Long before these winter forays however, I had ventured into the BWCA with my parents, foregoing more traditional summer trips to Disney World in favor of mosquito bites and rehydrated ramen noodle cups. I will forever be grateful to my parents for making this trade off. Now at family reunions we often discuss the climaxes and pitfalls of these family vacations: the time Dad left his leather boots on a portage, when we almost lost Mom to a mud pit, the time my brother Jason was stung by a bee on the lip and Mom wanted to call in an airplane to carry him back to safety, and perhaps most prominent in all of our memories, when Dad terrorized and traumatized us all by jumping off an impossibly high cliff, wearing just his tighty whities.

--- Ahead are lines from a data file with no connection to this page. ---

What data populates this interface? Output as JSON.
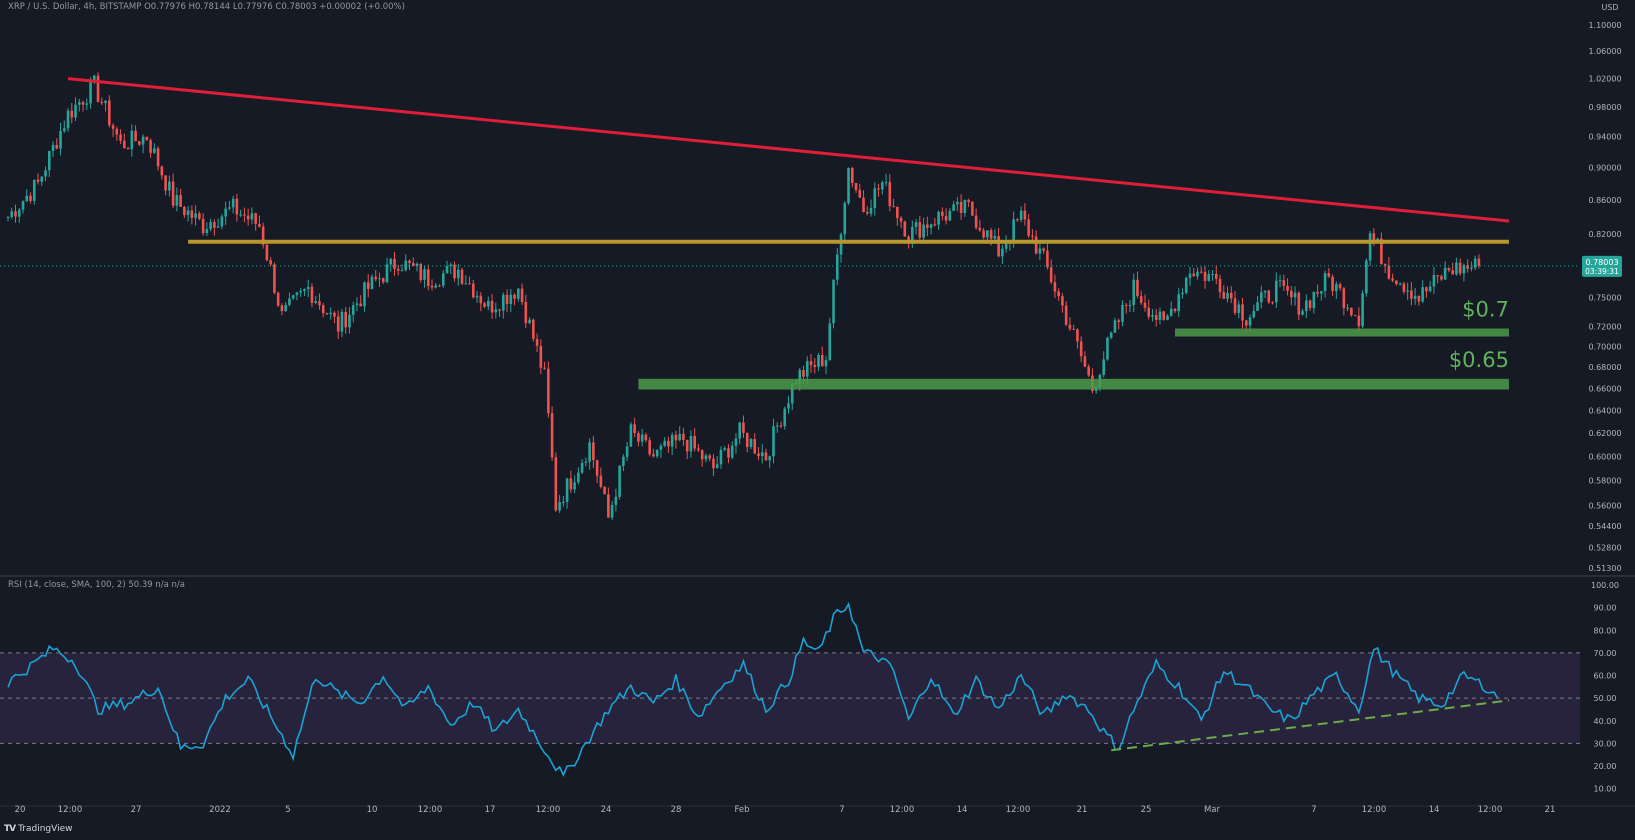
{
  "header": {
    "symbol": "XRP / U.S. Dollar, 4h, BITSTAMP",
    "ohlc": "O0.77976  H0.78144  L0.77976  C0.78003  +0.00002 (+0.00%)"
  },
  "rsi_header": "RSI (14, close, SMA, 100, 2)  50.39  n/a  n/a",
  "price_axis_currency": "USD",
  "current_price_label": "0.78003",
  "countdown_label": "03:39:31",
  "footer": {
    "icon": "tradingview-logo-icon",
    "brand": "TradingView"
  },
  "colors": {
    "background": "#161a25",
    "up_candle": "#26a69a",
    "down_candle": "#ef5350",
    "resistance_trendline": "#e01e37",
    "horizontal_level": "#b8972e",
    "support_zone": "#4c9a4a",
    "rsi_line": "#1aa3d4",
    "rsi_band_fill": "#2a2540",
    "rsi_trendline": "#6cab4a"
  },
  "chart_data": [
    {
      "type": "candlestick",
      "title": "XRP / U.S. Dollar, 4h, BITSTAMP",
      "y_scale": "log",
      "ylim": [
        0.51,
        1.12
      ],
      "y_ticks": [
        "1.10000",
        "1.06000",
        "1.02000",
        "0.98000",
        "0.94000",
        "0.90000",
        "0.86000",
        "0.82000",
        "0.75000",
        "0.72000",
        "0.70000",
        "0.68000",
        "0.66000",
        "0.64000",
        "0.62000",
        "0.60000",
        "0.58000",
        "0.56000",
        "0.54400",
        "0.52800",
        "0.51300"
      ],
      "x_ticks": [
        "20",
        "12:00",
        "27",
        "2022",
        "5",
        "10",
        "12:00",
        "17",
        "12:00",
        "24",
        "28",
        "Feb",
        "7",
        "12:00",
        "14",
        "12:00",
        "21",
        "25",
        "Mar",
        "7",
        "12:00",
        "14",
        "12:00",
        "21"
      ],
      "price_path": [
        [
          0,
          0.84
        ],
        [
          8,
          0.88
        ],
        [
          16,
          0.97
        ],
        [
          23,
          1.01
        ],
        [
          30,
          0.93
        ],
        [
          37,
          0.94
        ],
        [
          44,
          0.86
        ],
        [
          52,
          0.83
        ],
        [
          60,
          0.85
        ],
        [
          67,
          0.83
        ],
        [
          73,
          0.73
        ],
        [
          80,
          0.76
        ],
        [
          88,
          0.72
        ],
        [
          96,
          0.76
        ],
        [
          104,
          0.79
        ],
        [
          112,
          0.77
        ],
        [
          120,
          0.78
        ],
        [
          128,
          0.74
        ],
        [
          136,
          0.76
        ],
        [
          143,
          0.67
        ],
        [
          146,
          0.56
        ],
        [
          150,
          0.58
        ],
        [
          155,
          0.61
        ],
        [
          160,
          0.55
        ],
        [
          166,
          0.62
        ],
        [
          172,
          0.6
        ],
        [
          180,
          0.615
        ],
        [
          188,
          0.59
        ],
        [
          195,
          0.62
        ],
        [
          202,
          0.6
        ],
        [
          210,
          0.67
        ],
        [
          218,
          0.69
        ],
        [
          224,
          0.9
        ],
        [
          228,
          0.85
        ],
        [
          233,
          0.88
        ],
        [
          240,
          0.82
        ],
        [
          248,
          0.84
        ],
        [
          256,
          0.85
        ],
        [
          264,
          0.8
        ],
        [
          270,
          0.84
        ],
        [
          276,
          0.79
        ],
        [
          281,
          0.74
        ],
        [
          285,
          0.7
        ],
        [
          289,
          0.66
        ],
        [
          293,
          0.7
        ],
        [
          300,
          0.76
        ],
        [
          308,
          0.72
        ],
        [
          315,
          0.78
        ],
        [
          322,
          0.77
        ],
        [
          330,
          0.73
        ],
        [
          338,
          0.76
        ],
        [
          345,
          0.74
        ],
        [
          352,
          0.77
        ],
        [
          360,
          0.73
        ],
        [
          363,
          0.82
        ],
        [
          368,
          0.78
        ],
        [
          376,
          0.75
        ],
        [
          384,
          0.78
        ],
        [
          392,
          0.784
        ]
      ],
      "lines": [
        {
          "name": "descending resistance",
          "from": [
            16,
            1.02
          ],
          "to": [
            400,
            0.835
          ]
        },
        {
          "name": "horizontal resistance",
          "from": [
            48,
            0.811
          ],
          "to": [
            400,
            0.811
          ]
        }
      ],
      "zones": [
        {
          "label": "$0.7",
          "low": 0.71,
          "high": 0.718,
          "from": 311,
          "to": 400
        },
        {
          "label": "$0.65",
          "low": 0.659,
          "high": 0.669,
          "from": 168,
          "to": 400
        }
      ]
    },
    {
      "type": "line",
      "title": "RSI (14, close, SMA, 100, 2)",
      "ylim": [
        5,
        100
      ],
      "y_ticks": [
        "100.00",
        "90.00",
        "80.00",
        "70.00",
        "60.00",
        "50.00",
        "40.00",
        "30.00",
        "20.00",
        "10.00"
      ],
      "band": [
        30,
        70
      ],
      "midline": 50,
      "values": [
        [
          0,
          57
        ],
        [
          6,
          64
        ],
        [
          12,
          72
        ],
        [
          18,
          66
        ],
        [
          24,
          45
        ],
        [
          32,
          48
        ],
        [
          40,
          55
        ],
        [
          46,
          28
        ],
        [
          52,
          30
        ],
        [
          58,
          50
        ],
        [
          64,
          58
        ],
        [
          70,
          42
        ],
        [
          76,
          25
        ],
        [
          82,
          60
        ],
        [
          88,
          52
        ],
        [
          94,
          48
        ],
        [
          100,
          60
        ],
        [
          106,
          45
        ],
        [
          112,
          55
        ],
        [
          118,
          38
        ],
        [
          124,
          48
        ],
        [
          130,
          35
        ],
        [
          136,
          45
        ],
        [
          142,
          30
        ],
        [
          148,
          15
        ],
        [
          154,
          30
        ],
        [
          160,
          45
        ],
        [
          166,
          55
        ],
        [
          172,
          48
        ],
        [
          178,
          58
        ],
        [
          184,
          42
        ],
        [
          190,
          55
        ],
        [
          196,
          65
        ],
        [
          202,
          45
        ],
        [
          208,
          58
        ],
        [
          212,
          75
        ],
        [
          216,
          70
        ],
        [
          220,
          85
        ],
        [
          224,
          92
        ],
        [
          228,
          70
        ],
        [
          232,
          68
        ],
        [
          236,
          62
        ],
        [
          240,
          40
        ],
        [
          246,
          60
        ],
        [
          252,
          42
        ],
        [
          258,
          58
        ],
        [
          264,
          45
        ],
        [
          270,
          60
        ],
        [
          276,
          42
        ],
        [
          282,
          52
        ],
        [
          288,
          45
        ],
        [
          292,
          35
        ],
        [
          296,
          28
        ],
        [
          300,
          45
        ],
        [
          306,
          65
        ],
        [
          312,
          55
        ],
        [
          318,
          40
        ],
        [
          324,
          62
        ],
        [
          330,
          55
        ],
        [
          336,
          45
        ],
        [
          342,
          40
        ],
        [
          348,
          52
        ],
        [
          354,
          60
        ],
        [
          360,
          45
        ],
        [
          364,
          72
        ],
        [
          370,
          60
        ],
        [
          376,
          50
        ],
        [
          382,
          47
        ],
        [
          388,
          60
        ],
        [
          394,
          55
        ],
        [
          397,
          50
        ]
      ],
      "trendline": {
        "from": [
          294,
          27
        ],
        "to": [
          400,
          49
        ]
      }
    }
  ]
}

Tonight I experience winter camping for the first time. In the morning I lazily roll out of bed and step outside the tent. I look back at the our temporary home, perched on the ephemeral frozen platform of Knife Lake; the dogs staked out by shore, Shawn making me coffee that he doesn’t drink. The clear winter sun shines down on us all and the famous words of a fellow female adventurer, Isak Dinesen, run through my mind, “Here I am, where I ought to be.”